At different times in her life, she had as spiritual mentors Swami Dayananda, Jamal ad-Din, and Thakar Singh—the leading reformers of Hinduism, Islam, and Sikhism, respectively. She survived a shipwreck off the Greek coast; dallied with secret agents in Central Asia; studied with voodoo priests in New Orleans; hung out with bandits in Mexico; toured Serbia as a concert pianist; worked as an itinerant spirit medium in her native Russia; set up shop as an importer of ostrich feathers in Paris; established the Theosophical Society in India; and traveled in Tibet at a time when it was virtually impossible for anyone, let alone a white woman, to penetrate that inaccessible place.
And besides all that, she had a wicked sense of humor. No less a judge of poetic justice than William Butler Yeats reported approvingly of her pranksmanship. Like the time she snookered a gullible disciple with a story of how the Earth is actually shaped like a dumbbell, having a twin orb stuck on to it at the North Pole.
She was also famous for her supernatural powers. Legends abound of her precipitating showers of roses out of thin air, clairvoyantly finding lost objects, and causing lamp flames to flare up simply by pointing at them. Yeats reported an eerie encounter with her cuckoo clock while alone in her house. Though it wasn’t ticking and had no weights, its little bird suddenly emerged and whooped.
“Your fem
inist pedigree is certainly impeccable, then, isn’t it?” Dr. Elfland said as we waited for the receptionist to get off the phone. “Rapunzel, the only heroine in the history of fairy tales to actually save a handsome prince. And Blavatsky, one of the most powerful, charismatic, and intellectually formidable women of the nineteenth century.”

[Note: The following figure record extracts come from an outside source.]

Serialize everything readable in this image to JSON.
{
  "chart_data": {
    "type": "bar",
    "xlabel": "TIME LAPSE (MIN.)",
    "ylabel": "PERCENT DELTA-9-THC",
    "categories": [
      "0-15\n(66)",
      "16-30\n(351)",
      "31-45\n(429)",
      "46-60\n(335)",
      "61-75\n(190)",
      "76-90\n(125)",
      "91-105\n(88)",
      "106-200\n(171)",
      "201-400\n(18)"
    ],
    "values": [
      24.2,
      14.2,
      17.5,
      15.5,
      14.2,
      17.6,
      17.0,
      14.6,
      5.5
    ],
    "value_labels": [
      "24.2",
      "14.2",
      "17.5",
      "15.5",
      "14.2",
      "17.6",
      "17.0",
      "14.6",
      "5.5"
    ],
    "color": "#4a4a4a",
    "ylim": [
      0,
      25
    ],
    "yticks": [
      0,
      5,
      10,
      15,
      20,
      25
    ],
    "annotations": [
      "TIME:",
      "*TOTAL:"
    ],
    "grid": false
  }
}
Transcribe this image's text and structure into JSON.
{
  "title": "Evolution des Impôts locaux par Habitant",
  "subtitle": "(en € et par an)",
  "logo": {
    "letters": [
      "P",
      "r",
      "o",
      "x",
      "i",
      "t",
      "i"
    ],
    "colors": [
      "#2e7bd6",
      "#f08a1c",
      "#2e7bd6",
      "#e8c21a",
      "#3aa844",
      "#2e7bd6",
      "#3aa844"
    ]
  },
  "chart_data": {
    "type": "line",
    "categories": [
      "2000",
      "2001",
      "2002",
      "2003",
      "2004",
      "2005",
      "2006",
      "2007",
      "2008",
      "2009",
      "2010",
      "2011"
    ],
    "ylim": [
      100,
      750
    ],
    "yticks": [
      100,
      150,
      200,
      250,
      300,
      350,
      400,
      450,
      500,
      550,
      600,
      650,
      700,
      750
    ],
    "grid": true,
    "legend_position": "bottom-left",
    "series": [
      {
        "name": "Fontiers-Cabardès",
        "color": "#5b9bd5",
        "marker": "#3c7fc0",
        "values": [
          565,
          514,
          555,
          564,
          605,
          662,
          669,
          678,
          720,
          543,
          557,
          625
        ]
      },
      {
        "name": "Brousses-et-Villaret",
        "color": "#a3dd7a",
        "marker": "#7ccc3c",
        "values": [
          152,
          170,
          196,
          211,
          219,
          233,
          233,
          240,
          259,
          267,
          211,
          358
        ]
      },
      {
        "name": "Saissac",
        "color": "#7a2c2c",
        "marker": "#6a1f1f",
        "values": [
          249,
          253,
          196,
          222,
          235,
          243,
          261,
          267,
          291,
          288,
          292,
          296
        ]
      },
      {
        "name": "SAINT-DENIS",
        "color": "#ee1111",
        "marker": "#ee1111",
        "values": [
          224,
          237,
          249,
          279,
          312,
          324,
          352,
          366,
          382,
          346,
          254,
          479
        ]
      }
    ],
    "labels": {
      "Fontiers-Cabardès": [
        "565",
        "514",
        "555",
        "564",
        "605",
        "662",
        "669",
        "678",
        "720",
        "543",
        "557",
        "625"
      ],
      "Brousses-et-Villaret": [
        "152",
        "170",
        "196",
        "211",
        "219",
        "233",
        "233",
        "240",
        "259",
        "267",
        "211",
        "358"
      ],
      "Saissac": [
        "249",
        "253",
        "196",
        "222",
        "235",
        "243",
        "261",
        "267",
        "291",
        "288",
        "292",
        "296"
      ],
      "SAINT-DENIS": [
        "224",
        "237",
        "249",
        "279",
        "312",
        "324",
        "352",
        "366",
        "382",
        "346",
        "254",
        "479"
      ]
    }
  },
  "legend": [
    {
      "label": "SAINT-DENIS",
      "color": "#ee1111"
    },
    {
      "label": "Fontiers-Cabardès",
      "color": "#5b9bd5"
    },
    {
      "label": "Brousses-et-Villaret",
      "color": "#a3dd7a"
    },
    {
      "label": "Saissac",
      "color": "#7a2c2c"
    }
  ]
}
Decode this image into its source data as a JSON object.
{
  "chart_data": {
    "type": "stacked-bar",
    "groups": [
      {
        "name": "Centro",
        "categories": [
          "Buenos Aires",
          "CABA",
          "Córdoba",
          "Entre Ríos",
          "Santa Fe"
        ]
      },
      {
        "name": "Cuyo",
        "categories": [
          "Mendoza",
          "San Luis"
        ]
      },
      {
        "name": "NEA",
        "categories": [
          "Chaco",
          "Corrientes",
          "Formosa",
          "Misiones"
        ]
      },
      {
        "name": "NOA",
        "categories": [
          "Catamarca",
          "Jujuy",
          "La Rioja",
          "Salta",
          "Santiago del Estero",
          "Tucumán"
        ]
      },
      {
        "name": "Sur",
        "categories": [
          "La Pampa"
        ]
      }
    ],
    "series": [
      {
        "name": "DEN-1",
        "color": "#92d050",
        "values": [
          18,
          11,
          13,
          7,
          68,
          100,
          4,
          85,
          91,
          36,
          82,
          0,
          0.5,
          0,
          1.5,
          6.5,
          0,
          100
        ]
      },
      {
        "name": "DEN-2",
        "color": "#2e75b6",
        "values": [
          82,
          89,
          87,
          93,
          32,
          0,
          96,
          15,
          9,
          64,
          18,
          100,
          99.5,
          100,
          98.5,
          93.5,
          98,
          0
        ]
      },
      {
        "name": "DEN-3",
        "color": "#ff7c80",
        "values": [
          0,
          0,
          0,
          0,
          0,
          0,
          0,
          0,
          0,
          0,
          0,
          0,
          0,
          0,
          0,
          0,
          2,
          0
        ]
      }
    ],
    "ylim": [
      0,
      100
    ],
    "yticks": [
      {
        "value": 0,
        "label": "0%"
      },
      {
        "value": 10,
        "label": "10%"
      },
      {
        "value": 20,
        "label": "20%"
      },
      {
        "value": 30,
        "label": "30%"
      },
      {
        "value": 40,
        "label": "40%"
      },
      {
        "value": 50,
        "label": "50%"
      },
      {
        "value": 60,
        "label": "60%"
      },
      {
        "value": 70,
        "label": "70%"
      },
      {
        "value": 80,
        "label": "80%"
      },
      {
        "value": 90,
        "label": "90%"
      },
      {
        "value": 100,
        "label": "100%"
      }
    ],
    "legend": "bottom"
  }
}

“Also the most madcap woman, maybe, who ever lived. Did you hear about the time she supposedly made little chunks of ice magically materialize inside the suit of a pedantic sycophant who was boring her to tears?”
“I’d like to have that ability.”
The receptionist set me up with an appointment the following Monday morning at 9. Each surgery would run four hundred dollars, the dermabrasion one hundred fifty dollars.
I felt so excited, so brimming with energy, that I walked half the way back to my motel. En route, I decided to make a brief call to Vimala. Why not? She couldn’t stop me now. I was master of my destiny. Compassion was a luxury I could afford.
I bought a blue popsicle at a convenience store and got some change, then picked out a pay phone at a gas station.
“Hello?” Her voice sounded frail.
“Vimala, it’s me. I’m fine. Don’t worry. I just need some time away.” My voice was shaking.
“We need to work on this together, dear. Where are you?”
“I promise to take extra special care of myself. You know me. Ms. Responsible. I couldn’t do something foolish if I tried.”
“You’re hurting me.”
“I’m sorry, mom. I love you. I will be back, I promise you.”
“When?”
“Not sure yet. I’ll let you know next time I call. Bye.”
That didn’t feel good. I could already feel my resolve to go through with my plan eroding just a little. “Better not call again until after the first time under the knife,” I thought.